İş sözleşmesinde dikkat edilecek hususlar

İş sözleşmesinde dikkat edilecek hususlar

İş Sözleşmelerinde dikkat edilecek hususlar

Çalışanların işe alım süreci gerek işyerinde çalışma ilişkisi içinde, gerek iş akdinin sona ermesi sürecinde, gerekse de iş akdinin son bulmasından sonra işçi ve işveren açısından bir yol haritası niteliği taşımaktadır.

Taraflar (işçi ve işveren) ilk aşamada hangi işin yapılacağı, ne kadar çalışma olacağı, ne ücret ödeneceği gibi unsurları ilk başta görüşerek bunu yazılı veya sözlü bir şekilde teyitleştirdikten sonra birlikte çalışmaya başlarlar.

Bu sebeple sözleşmelerin tanzim şekli ve nelere dikkat edilmesi gerektiği işçi ve işveren açısından büyük önem taşımaktadır. Ancak iş davaların genel niteliğine bakıldığında işçi ve işveren arasındaki husumetlerin büyük çoğunluğunun sözleşme ekseninde meydana gelen sorunlardan kaynaklandığı anlaşılmaktadır. Bu da her iki tarafın bu konu yeterli bilgi sahibi olmadığını ortaya koymaktadır. Bizde en sık rastlanılan aslında çok basit, gözden kaçan hususlara bu yazımızda yer vermeye çalışacağız.

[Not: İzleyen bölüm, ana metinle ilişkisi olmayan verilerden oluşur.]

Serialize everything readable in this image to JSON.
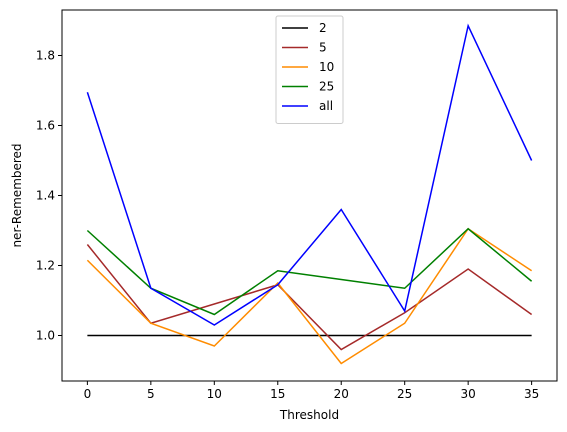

Sözleşmeler mutlaka yazılı yapılmalıdır

İş sözleşmesi işçinin iş görmeyi, işverenin ise bu iş karşılığında işçiye ücret ödemeyi taahhüt ettiği bir anlaşma türüdür. Bu kapsamda sözleşmelerin genel anlamda yazılı olma zorunluluğu yoktur. Yani sözleşmeler yazılı veya sözlü olarak düzenlenebilir. Ancak İş mevzuatına göre süresi bir yıl ve daha fazla olan sözleşmelerin yazılı olarak düzenlenmeleri gerekmektedir.

Burada bir yıldan az olan sözleşmelerde yazılı olmama zorunluluğu yasal bir durum olsa da, gerek işçilerin gerekse de işverenlerin sonradan meydana gelebilecek her türlü durum karşısında, yasal olarak kendilerini güvence altına almaları açısından,çalışma ilişkisi içinde yapılacak bütün sözleşmeleri yazılı olarak tanzim etmeleri faydalarına olacaktır.

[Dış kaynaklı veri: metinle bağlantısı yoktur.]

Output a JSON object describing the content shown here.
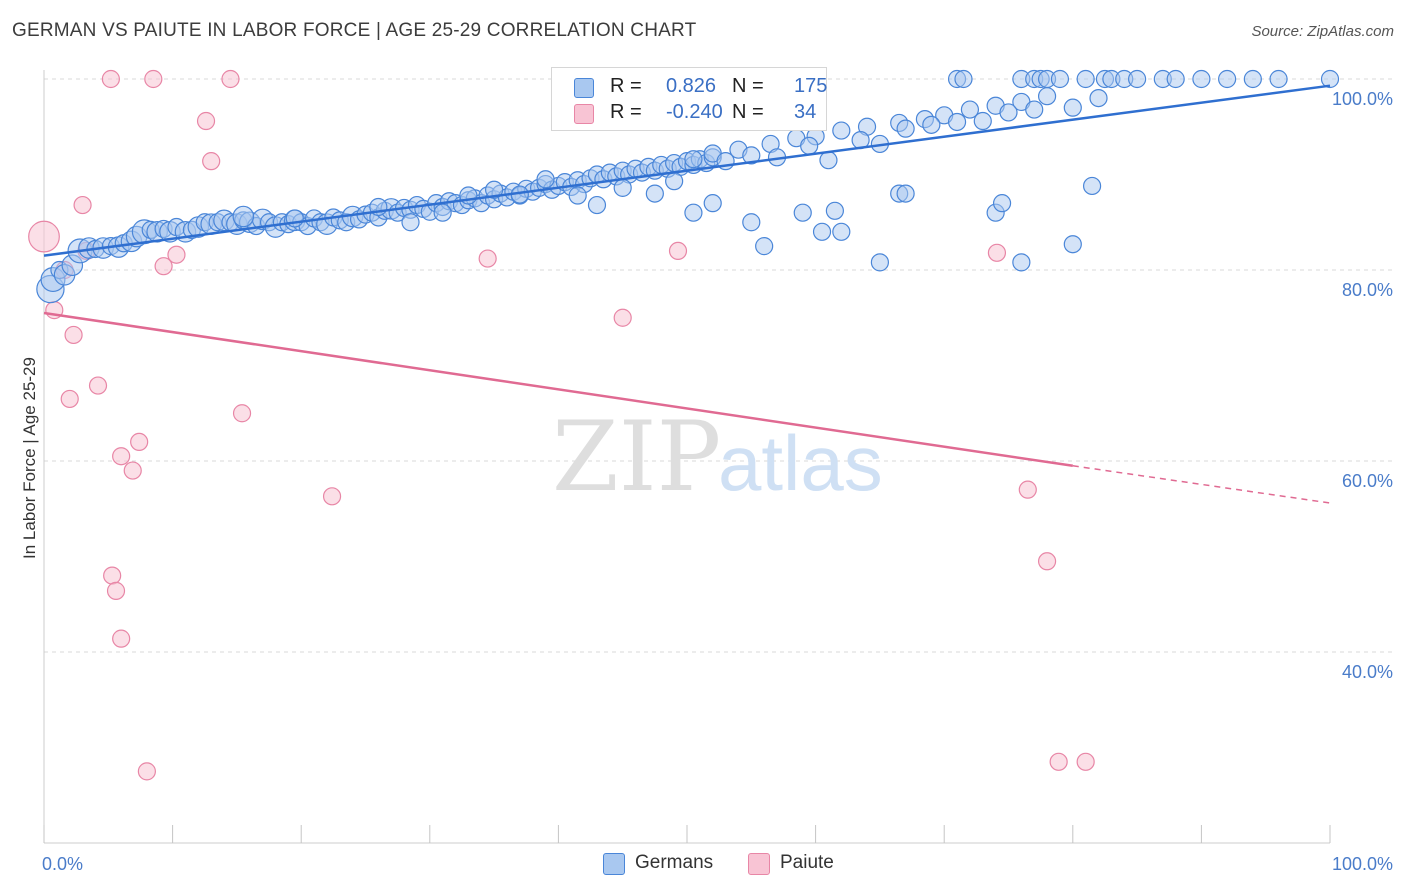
{
  "title": "GERMAN VS PAIUTE IN LABOR FORCE | AGE 25-29 CORRELATION CHART",
  "source": "Source: ZipAtlas.com",
  "watermark": {
    "zip": "ZIP",
    "atlas": "atlas"
  },
  "legend": {
    "rows": [
      {
        "r_label": "R =",
        "r_value": "0.826",
        "n_label": "N =",
        "n_value": "175"
      },
      {
        "r_label": "R =",
        "r_value": "-0.240",
        "n_label": "N =",
        "n_value": "34"
      }
    ]
  },
  "bottom_legend": {
    "germans": "Germans",
    "paiute": "Paiute"
  },
  "colors": {
    "germans_fill": "#a9c8f0",
    "germans_stroke": "#4a86d8",
    "germans_line": "#2f6fd0",
    "paiute_fill": "#f8c4d4",
    "paiute_stroke": "#e886a6",
    "paiute_line": "#e06a92",
    "axis_text": "#4a7cc9",
    "grid": "#d9d9d9"
  },
  "chart_data": {
    "type": "scatter",
    "title": "GERMAN VS PAIUTE IN LABOR FORCE | AGE 25-29 CORRELATION CHART",
    "ylabel": "In Labor Force | Age 25-29",
    "xlabel": "",
    "xlim": [
      0,
      100
    ],
    "ylim": [
      18,
      103
    ],
    "x_tick_labels": [
      "0.0%",
      "100.0%"
    ],
    "y_ticks": [
      {
        "value": 100,
        "label": "100.0%"
      },
      {
        "value": 80,
        "label": "80.0%"
      },
      {
        "value": 60,
        "label": "60.0%"
      },
      {
        "value": 40,
        "label": "40.0%"
      }
    ],
    "grid": true,
    "legend_position": "top-center",
    "series": [
      {
        "name": "Germans",
        "trend": {
          "x": [
            0,
            100
          ],
          "y": [
            81.5,
            99.3
          ]
        },
        "points": [
          [
            0.5,
            78,
            16
          ],
          [
            0.7,
            79,
            14
          ],
          [
            1.2,
            80,
            10
          ],
          [
            1.6,
            79.5,
            12
          ],
          [
            2.2,
            80.5,
            12
          ],
          [
            2.8,
            82,
            14
          ],
          [
            3.5,
            82.3,
            12
          ],
          [
            4,
            82.2,
            10
          ],
          [
            4.6,
            82.3,
            12
          ],
          [
            5.2,
            82.5,
            10
          ],
          [
            5.8,
            82.4,
            12
          ],
          [
            6.2,
            82.8,
            10
          ],
          [
            6.8,
            83,
            12
          ],
          [
            7.2,
            83.5,
            12
          ],
          [
            7.8,
            84,
            14
          ],
          [
            8.3,
            84.2,
            10
          ],
          [
            8.8,
            84,
            12
          ],
          [
            9.3,
            84.3,
            10
          ],
          [
            9.8,
            84,
            12
          ],
          [
            10.3,
            84.5,
            10
          ],
          [
            11,
            84,
            12
          ],
          [
            11.5,
            84.2,
            10
          ],
          [
            12,
            84.5,
            12
          ],
          [
            12.5,
            85,
            10
          ],
          [
            13,
            84.8,
            12
          ],
          [
            13.5,
            85,
            10
          ],
          [
            14,
            85.2,
            12
          ],
          [
            14.5,
            85,
            10
          ],
          [
            15,
            84.8,
            12
          ],
          [
            15.5,
            85.2,
            10
          ],
          [
            16,
            85,
            12
          ],
          [
            16.5,
            84.6,
            10
          ],
          [
            17,
            85.3,
            12
          ],
          [
            17.5,
            85,
            10
          ],
          [
            18,
            84.5,
            12
          ],
          [
            18.5,
            85,
            10
          ],
          [
            19,
            84.8,
            10
          ],
          [
            19.5,
            85.2,
            12
          ],
          [
            20,
            85,
            10
          ],
          [
            20.5,
            84.6,
            10
          ],
          [
            21,
            85.4,
            10
          ],
          [
            21.5,
            85,
            10
          ],
          [
            22,
            84.8,
            12
          ],
          [
            22.5,
            85.5,
            10
          ],
          [
            23,
            85.2,
            10
          ],
          [
            23.5,
            85,
            10
          ],
          [
            24,
            85.6,
            12
          ],
          [
            24.5,
            85.3,
            10
          ],
          [
            25,
            85.8,
            10
          ],
          [
            25.5,
            86,
            10
          ],
          [
            26,
            85.5,
            10
          ],
          [
            26.5,
            86.2,
            10
          ],
          [
            27,
            86.4,
            12
          ],
          [
            27.5,
            86,
            10
          ],
          [
            28,
            86.5,
            10
          ],
          [
            28.5,
            86.3,
            10
          ],
          [
            29,
            86.8,
            10
          ],
          [
            29.5,
            86.4,
            10
          ],
          [
            30,
            86.1,
            10
          ],
          [
            30.5,
            87,
            10
          ],
          [
            31,
            86.6,
            10
          ],
          [
            31.5,
            87.2,
            10
          ],
          [
            32,
            87,
            10
          ],
          [
            32.5,
            86.8,
            10
          ],
          [
            33,
            87.3,
            10
          ],
          [
            33.5,
            87.5,
            10
          ],
          [
            34,
            87,
            10
          ],
          [
            34.5,
            87.8,
            10
          ],
          [
            35,
            87.4,
            10
          ],
          [
            35.5,
            88,
            10
          ],
          [
            36,
            87.6,
            10
          ],
          [
            36.5,
            88.2,
            10
          ],
          [
            37,
            87.8,
            10
          ],
          [
            37.5,
            88.5,
            10
          ],
          [
            38,
            88.2,
            10
          ],
          [
            38.5,
            88.6,
            10
          ],
          [
            39,
            89,
            10
          ],
          [
            39.5,
            88.4,
            10
          ],
          [
            40,
            88.8,
            10
          ],
          [
            40.5,
            89.2,
            10
          ],
          [
            41,
            88.7,
            10
          ],
          [
            41.5,
            89.4,
            10
          ],
          [
            42,
            89,
            10
          ],
          [
            42.5,
            89.6,
            10
          ],
          [
            43,
            90,
            10
          ],
          [
            43.5,
            89.5,
            10
          ],
          [
            44,
            90.2,
            10
          ],
          [
            44.5,
            89.8,
            10
          ],
          [
            45,
            90.4,
            10
          ],
          [
            45.5,
            90,
            10
          ],
          [
            46,
            90.6,
            10
          ],
          [
            46.5,
            90.2,
            10
          ],
          [
            47,
            90.8,
            10
          ],
          [
            47.5,
            90.4,
            10
          ],
          [
            48,
            91,
            10
          ],
          [
            48.5,
            90.6,
            10
          ],
          [
            49,
            91.2,
            10
          ],
          [
            49.5,
            90.8,
            10
          ],
          [
            50,
            91.4,
            10
          ],
          [
            50.5,
            91,
            10
          ],
          [
            51,
            91.6,
            10
          ],
          [
            51.5,
            91.2,
            10
          ],
          [
            52,
            91.8,
            10
          ],
          [
            15.5,
            85.6,
            12
          ],
          [
            19.5,
            85.4,
            10
          ],
          [
            26,
            86.6,
            10
          ],
          [
            28.5,
            85,
            10
          ],
          [
            31,
            86,
            10
          ],
          [
            33,
            87.8,
            10
          ],
          [
            35,
            88.4,
            10
          ],
          [
            37,
            87.9,
            10
          ],
          [
            39,
            89.5,
            10
          ],
          [
            41.5,
            87.8,
            10
          ],
          [
            43,
            86.8,
            10
          ],
          [
            45,
            88.6,
            10
          ],
          [
            47.5,
            88,
            10
          ],
          [
            49,
            89.3,
            10
          ],
          [
            50.5,
            91.6,
            10
          ],
          [
            52,
            92.2,
            10
          ],
          [
            54,
            92.6,
            10
          ],
          [
            56.5,
            93.2,
            10
          ],
          [
            58.5,
            93.8,
            10
          ],
          [
            60,
            94,
            10
          ],
          [
            62,
            94.6,
            10
          ],
          [
            64,
            95,
            10
          ],
          [
            66.5,
            95.4,
            10
          ],
          [
            68.5,
            95.8,
            10
          ],
          [
            70,
            96.2,
            10
          ],
          [
            72,
            96.8,
            10
          ],
          [
            74,
            97.2,
            10
          ],
          [
            76,
            97.6,
            10
          ],
          [
            78,
            98.2,
            10
          ],
          [
            53,
            91.4,
            10
          ],
          [
            55,
            92,
            10
          ],
          [
            57,
            91.8,
            10
          ],
          [
            59.5,
            93,
            10
          ],
          [
            61,
            91.5,
            10
          ],
          [
            63.5,
            93.6,
            10
          ],
          [
            65,
            93.2,
            10
          ],
          [
            67,
            94.8,
            10
          ],
          [
            69,
            95.2,
            10
          ],
          [
            71,
            95.5,
            10
          ],
          [
            73,
            95.6,
            10
          ],
          [
            75,
            96.5,
            10
          ],
          [
            77,
            96.8,
            10
          ],
          [
            80,
            97,
            10
          ],
          [
            82,
            98,
            10
          ],
          [
            50.5,
            86,
            10
          ],
          [
            52,
            87,
            10
          ],
          [
            55,
            85,
            10
          ],
          [
            56,
            82.5,
            10
          ],
          [
            59,
            86,
            10
          ],
          [
            60.5,
            84,
            10
          ],
          [
            61.5,
            86.2,
            10
          ],
          [
            62,
            84,
            10
          ],
          [
            65,
            80.8,
            10
          ],
          [
            66.5,
            88,
            10
          ],
          [
            67,
            88,
            10
          ],
          [
            74,
            86,
            10
          ],
          [
            74.5,
            87,
            10
          ],
          [
            76,
            80.8,
            10
          ],
          [
            80,
            82.7,
            10
          ],
          [
            81.5,
            88.8,
            10
          ],
          [
            71,
            100,
            10
          ],
          [
            71.5,
            100,
            10
          ],
          [
            76,
            100,
            10
          ],
          [
            77,
            100,
            10
          ],
          [
            77.5,
            100,
            10
          ],
          [
            78,
            100,
            10
          ],
          [
            79,
            100,
            10
          ],
          [
            81,
            100,
            10
          ],
          [
            82.5,
            100,
            10
          ],
          [
            83,
            100,
            10
          ],
          [
            84,
            100,
            10
          ],
          [
            85,
            100,
            10
          ],
          [
            87,
            100,
            10
          ],
          [
            88,
            100,
            10
          ],
          [
            90,
            100,
            10
          ],
          [
            92,
            100,
            10
          ],
          [
            94,
            100,
            10
          ],
          [
            96,
            100,
            10
          ],
          [
            100,
            100,
            10
          ],
          [
            46,
            100,
            10
          ]
        ]
      },
      {
        "name": "Paiute",
        "trend": {
          "x": [
            0,
            80,
            100
          ],
          "y": [
            75.5,
            59.5,
            55.6
          ],
          "solid_until_x": 80
        },
        "points": [
          [
            0,
            83.5,
            18
          ],
          [
            0.8,
            75.8,
            10
          ],
          [
            1.6,
            80,
            10
          ],
          [
            2,
            66.5,
            10
          ],
          [
            2.3,
            73.2,
            10
          ],
          [
            3,
            86.8,
            10
          ],
          [
            3.3,
            82,
            10
          ],
          [
            4.2,
            67.9,
            10
          ],
          [
            5.2,
            100,
            10
          ],
          [
            5.3,
            48,
            10
          ],
          [
            5.6,
            46.4,
            10
          ],
          [
            6,
            41.4,
            10
          ],
          [
            6,
            60.5,
            10
          ],
          [
            6.9,
            59,
            10
          ],
          [
            7.4,
            62,
            10
          ],
          [
            8,
            27.5,
            10
          ],
          [
            8.5,
            100,
            10
          ],
          [
            9.3,
            80.4,
            10
          ],
          [
            10.3,
            81.6,
            10
          ],
          [
            12.6,
            95.6,
            10
          ],
          [
            13,
            91.4,
            10
          ],
          [
            14.5,
            100,
            10
          ],
          [
            15.4,
            65,
            10
          ],
          [
            22.4,
            56.3,
            10
          ],
          [
            34.5,
            81.2,
            10
          ],
          [
            45,
            75,
            10
          ],
          [
            45.4,
            100,
            10
          ],
          [
            45.6,
            100,
            10
          ],
          [
            49.3,
            82,
            10
          ],
          [
            74.1,
            81.8,
            10
          ],
          [
            76.5,
            57,
            10
          ],
          [
            78,
            49.5,
            10
          ],
          [
            78.9,
            28.5,
            10
          ],
          [
            81,
            28.5,
            10
          ]
        ]
      }
    ]
  }
}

Sözleşmelerin sözlü olarak yapılması durumunda “ispat sorunu” her iki taraf için de doğmaktadır. Böyle bir riske girmeme adına basit bir iş ilişkisinde bile sözleşmeler muhakkak yazılı yapılmalıdır.

Sözleşme içeriğini taraflar diledikleri gibi doldurabilirler

Sözleşme düzenlenirken taraflar sözleşmeye çalışma şartlarına uygun olarak diledikleri hükmü yasal olmak kaydıyla ekleyebilirler. Burada sözleşme içeriği ile ilgili olarak belirli bir kısıtlama söz konusu değildir.

Yani her sözleşmede bulunması gereken; tarafların (işçi-işveren) bilgileri, sözleşme süresi, deneme süresi, ücret, fazla çalışma durumu, fesih ve tazminat hükümleri gibi unsurların yanında taraflar işin niteliğine göre diğer maddeler de ekleyebilirler.

Ancak burada sözleşmenin ana maddelerinde tarafların sıkça hata yaptıkları işlemlerden bazılarına değinmekte de yarar var.

Sözleşmede “ücret” unsurunun muhakkak net veya brüt şeklinde belirtilmesi gerekmektedir. Böyle bir belirtme durumu olmadığında ücretin durumu askıda kalacaktır.

Sözleşmede sadece “sözleşme tarihi” maddesinin belirtilmesi işe başlangıç tarihine delil olmadığından, ayrıca muhakkak “işe başlangıç tarihinin de”sözleşmelerde belirtilmesi gerekmektedir.

Sözleşmeye deneme süresinin konulması işveren lehine bir uygulamadır. Deneme süresi en fazla iki ay olarak (toplu iş sözleşmeleri ile dört aya kadar artırılır) belirlenir. Ancak taraflar anlaşırsa daha az süreli olarak bu süreyi kısaltabilirler. Sözleşmeye deneme süresi konulmadığı takdirde, işveren o sürenin deneme süresi olduğunu iddia edemeyecektir. Etse de bu durumu ispat etmek zorundadır.

İşe alınacak kişilere fazla mesai yaptırılacak ise işe başlangıçta sözleşme düzenlenirken muhakkak, fazla çalışmaya ilişkin işçinin muvafakatinin alınması gerekmektedir. Aksi takdirde çalışanlara fazla mesai yaptırma durumu söz konusu olamaz.